Sommige ouders zweren bij de school in de buurt. De afstand tot de voordeur lijkt zelfs nog belangrijker voor hen dan de signatuur van de school. Andere ouders kiezen juist voor een school van eigen signatuur. Op afstand, desnoods. Welke prioriteit ouders zich ook stellen, ze kunnen voor elke keuze ondersteuning vinden in de teksten van schoolgidsen.

Ministerie van OCenW en gemeenten bieden kiezende ouders 'de helpende hand' door keuzegidsen aan te bieden en daarin een reeks van zaken op te noemen waar je zoal op kunt letten. De inspectie publiceert zn bevindingen op internet.

Ook de media helpen ouders graag; zo voorzien dag- en weekbladen tegenwoordig in ranglijsten en uitgeverijen staan garant voor de keuzegidsen. Scholen zelf schromen geen middel om ouders te stimuleren vooral voor hun school te kiezen. Het schoolgebouw wordt tijdens open dagen opgeleukt, kinderen worden voorzien van petjes, pennen, tasjes, foldertjes, stickers, mousepads, CD-ROMS en uitgenodigd voor leuke doe-middagen. Ouders voelen zich, voorzien van al deze informatie, gesterkt in de gedachte dat ze vrij zijn om te kiezen en dat de afweging die ze maken de juiste is.

Ondanks de veelheid van informatie en het rijke aanbod van scholen, kan het ouders overkomen dat de school die zij weloverwogen hebben gekozen, weigert hun kind aan te nemen. Soms omdat de school vindt dat het kind beter af is op een andere; de school voert postcodebeleid of men wordt niet toegelaten gewoon omdat de school vol zit.

Voor ouders en leerlingen die zo bewust en weloverwogen hebben gekozen, stort dan even de hele wereld in. Want als al die gewogen argumenten niet tellen, wat telt er dan nog wel? Ouders hebben toch zeker vrijheid van schoolkeuze? Hoe kan het dan dat de school bepaald of je wel of niet wordt toegelaten?

In zo'n geval zou je als ouders willen dat je in België woonde, in België is dat beter geregeld. Ik citeer uit de Belgische onderwijsnota "De Vlaamse regering beschouwt het recht op inschrijving als een fundamenteel recht, dat in alle onderwijsstellingen zal worden gewaarborgd", dat is nog eens duidelijke taal.

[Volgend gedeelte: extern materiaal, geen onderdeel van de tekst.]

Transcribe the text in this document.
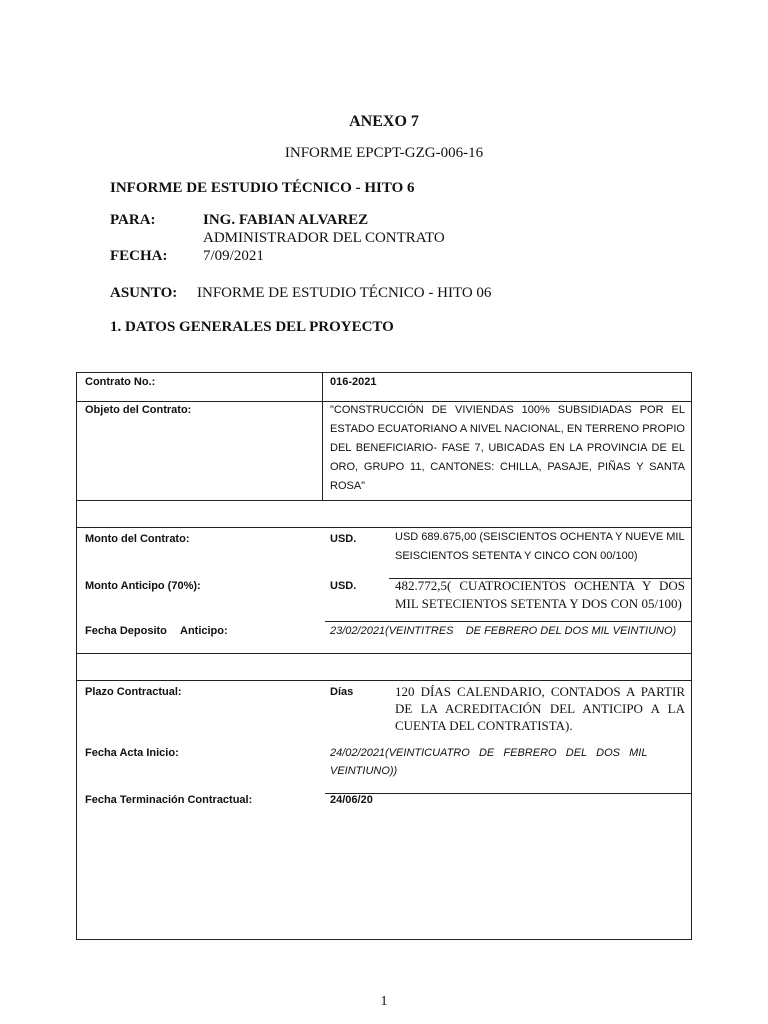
ANEXO 7
INFORME EPCPT-GZG-006-16
INFORME DE ESTUDIO TÉCNICO - HITO 6
PARA:	ING. FABIAN ALVAREZ
ADMINISTRADOR DEL CONTRATO
FECHA: 7/09/2021
ASUNTO: INFORME DE ESTUDIO TÉCNICO - HITO 06
1. DATOS GENERALES DEL PROYECTO
Contrato No.:	016-2021
Objeto del Contrato:	"CONSTRUCCIÓN DE VIVIENDAS 100% SUBSIDIADAS POR EL
ESTADO ECUATORIANO A NIVEL NACIONAL, EN TERRENO PROPIO
DEL BENEFICIARIO- FASE 7, UBICADAS EN LA PROVINCIA DE EL
ORO, GRUPO 11, CANTONES: CHILLA, PASAJE, PIÑAS Y SANTA
ROSA"
Monto del Contrato:	USD.	USD 689.675,00 (SEISCIENTOS OCHENTA Y NUEVE MIL
SEISCIENTOS SETENTA Y CINCO CON 00/100)
Monto Anticipo (70%):	USD.	482.772,5( CUATROCIENTOS OCHENTA Y DOS
MIL SETECIENTOS SETENTA Y DOS CON 05/100)
Fecha Deposito Anticipo:	23/02/2021(VEINTITRES    DE FEBRERO DEL DOS MIL VEINTIUNO)
Plazo Contractual:	Días	120 DÍAS CALENDARIO, CONTADOS A PARTIR
DE LA ACREDITACIÓN DEL ANTICIPO A LA
CUENTA DEL CONTRATISTA).
Fecha Acta Inicio:	24/02/2021(VEINTICUATRO   DE   FEBRERO   DEL   DOS   MIL
VEINTIUNO))
Fecha Terminación Contractual:	24/06/20
1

Ik word regelmatig geraadpleegd door ouders die hopen dat ik weet welke school voor hun kind de beste is. Ik brand mij nooit aan deze vraag. Ten eerste weet ik als moeder van vier totaal verschillende kinderen dat wat voor het ene kind een goede school is, dat voor de ander niet hoeft te zijn. Daarbij komt dat ouders nogal verschillen van mening over de pedagogische aanpak en wat goed onderwijs eigenlijk is. Zo vind ik dat je kinderen nooit en te nimmer mag slaan, maar weet ik dat collega ouder Heinsbroek bijv. grote waarde hecht aan de oorvijg op school Maar ook weet ik haast wel zeker dat hij het aanleren van de basisvaardigheden taal en rekenen net zo belangrijk vind als ik. Goed onderwijs betekent voor iedereen iets anders.

Wat mij aan alle hulpvragen bij schoolkeuze opvalt is dat het voor ouders lastig is een school te vinden als hun kind afwijkt van het gemiddelde. Is je kind zwak- of hoogbegaafd dan is je schoolkeuze behoorlijk beperkt.

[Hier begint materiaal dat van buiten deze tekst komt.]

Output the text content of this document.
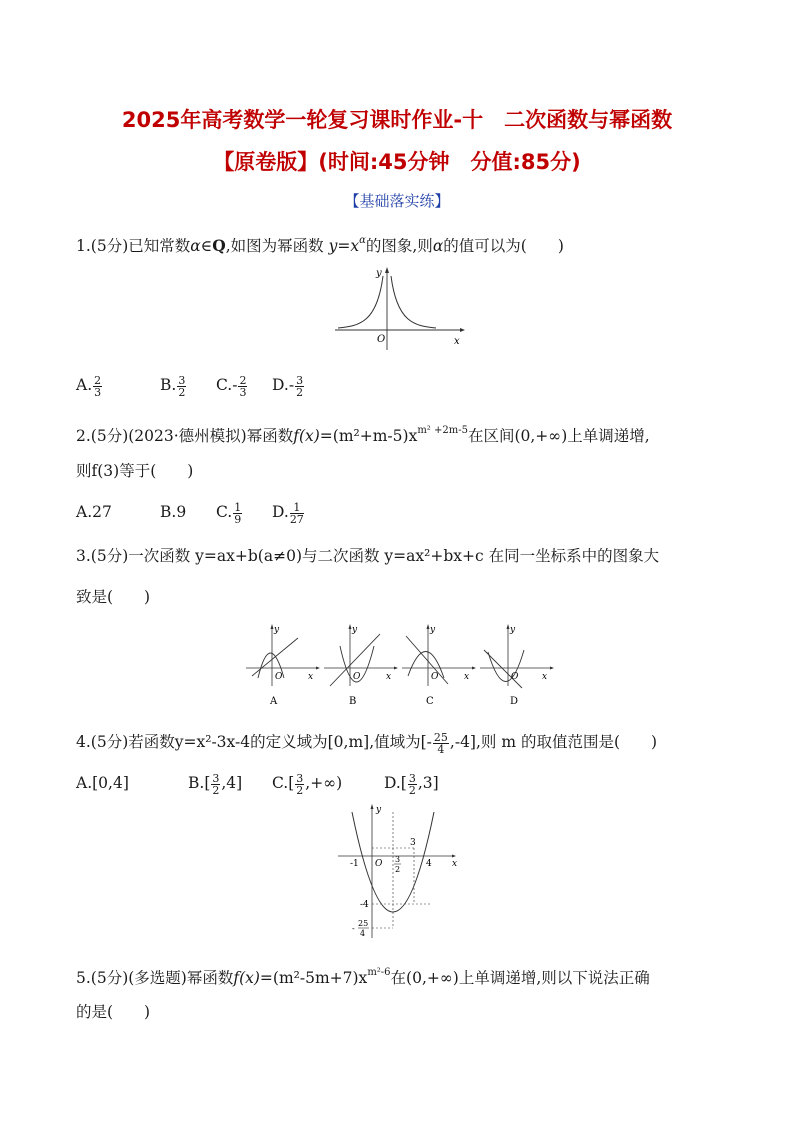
2025年高考数学一轮复习课时作业-十　二次函数与幂函数
【原卷版】(时间:45分钟　分值:85分)
【基础落实练】
1.(5分)已知常数α∈Q,如图为幂函数 $y=x^\alpha$的图象,则α的值可以为(　　)
x
y
O
A. $\frac{2}{3}$	B. $\frac{3}{2} C.- \frac{2}{3} D.- \frac{3}{2}$
2.(5分)(2023·德州模拟)幂函数$f(x)=(m^2+m-5)x^{m^2 +2m-5}$在区间(0,+∞)上单调递增,
则f(3)等于(　　)
A.27	B.9 C. $\frac{1}{9} D$. $\frac{1}{27}$
3.(5分)一次函数 y=ax+b(a≠0)与二次函数 y=ax²+bx+c 在同一坐标系中的图象大
致是(　　)
y
O	x
A
y
O	x
B
y
O	x
C
y
O	x
D
4.(5分)若函数y=x²-3x-4的定义域为[0,m],值域为[- $\frac{25}{4} ,-4$],则 m 的取值范围是(　　)
A.[0,4]	$B.[ \frac{3}{2} ,4]$ $C.[ \frac{3}{2}$ ,+∞)	$D.[ \frac{3}{2} ,3]$
x
y
O
-1	4
3
3
2
-4
-
25
4
5.(5分)(多选题)幂函数$f(x)=(m^2-5m+7)x^{m^2-6}$在(0,+∞)上单调递增,则以下说法正确
的是(　　)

Juist bij deze groep leerlingen komt in alles het verschil tussen het uitgangspunt van de ouders en het uitgangspunt van het onderwijsveld, inclusief het ministerie van onderwijs, tot uiting. Ouders gaan uit van de school zoals die was en zoals zij hem zelf bezochten. Toen was er nog kansenonderwijs. Zittenblijven was geen enkel probleem en er zijn er genoeg van mijn generatie die zich met cynische trots voorstaan op hun zesjarige Mavo. Ouders willen nog steeds het optimale; eruit halen wat erin zit, ook al duurt dat wat langer.

Scholen en leerkrachten gaan er bij hun acceptatie- en adviesbeleid juist steeds meer uit van 'het volmaakte'. Zittenblijven wordt als falen gezien. Liever een niveau lager, of toch maar speciaal onderwijs, dan kansen gunnen in het regulier onderwijs of een trapje hoger in het VO. Wie niet volmaakt inpasbaar is, schiet er met dit uitgangspunt het eerst bij in.

Dat scholen met dit acceptatiebeleid roomser zijn dan de paus (dat is het ministerie), ervaren die Amsterdamse ouders met gehandicapte kinderen, die na een eindeloze speurtocht en vele afwijzingen, besluiten te gaan verhuizen. Ze gaan naar Almere,

want dáár kunnen gehandicapte kinderen wel terecht op een reguliere basisschool. Almere kent niet eens speciale scholen. Ouders die van dit soort verschillen kennis nemen, zien door de bomen het bos niet meer.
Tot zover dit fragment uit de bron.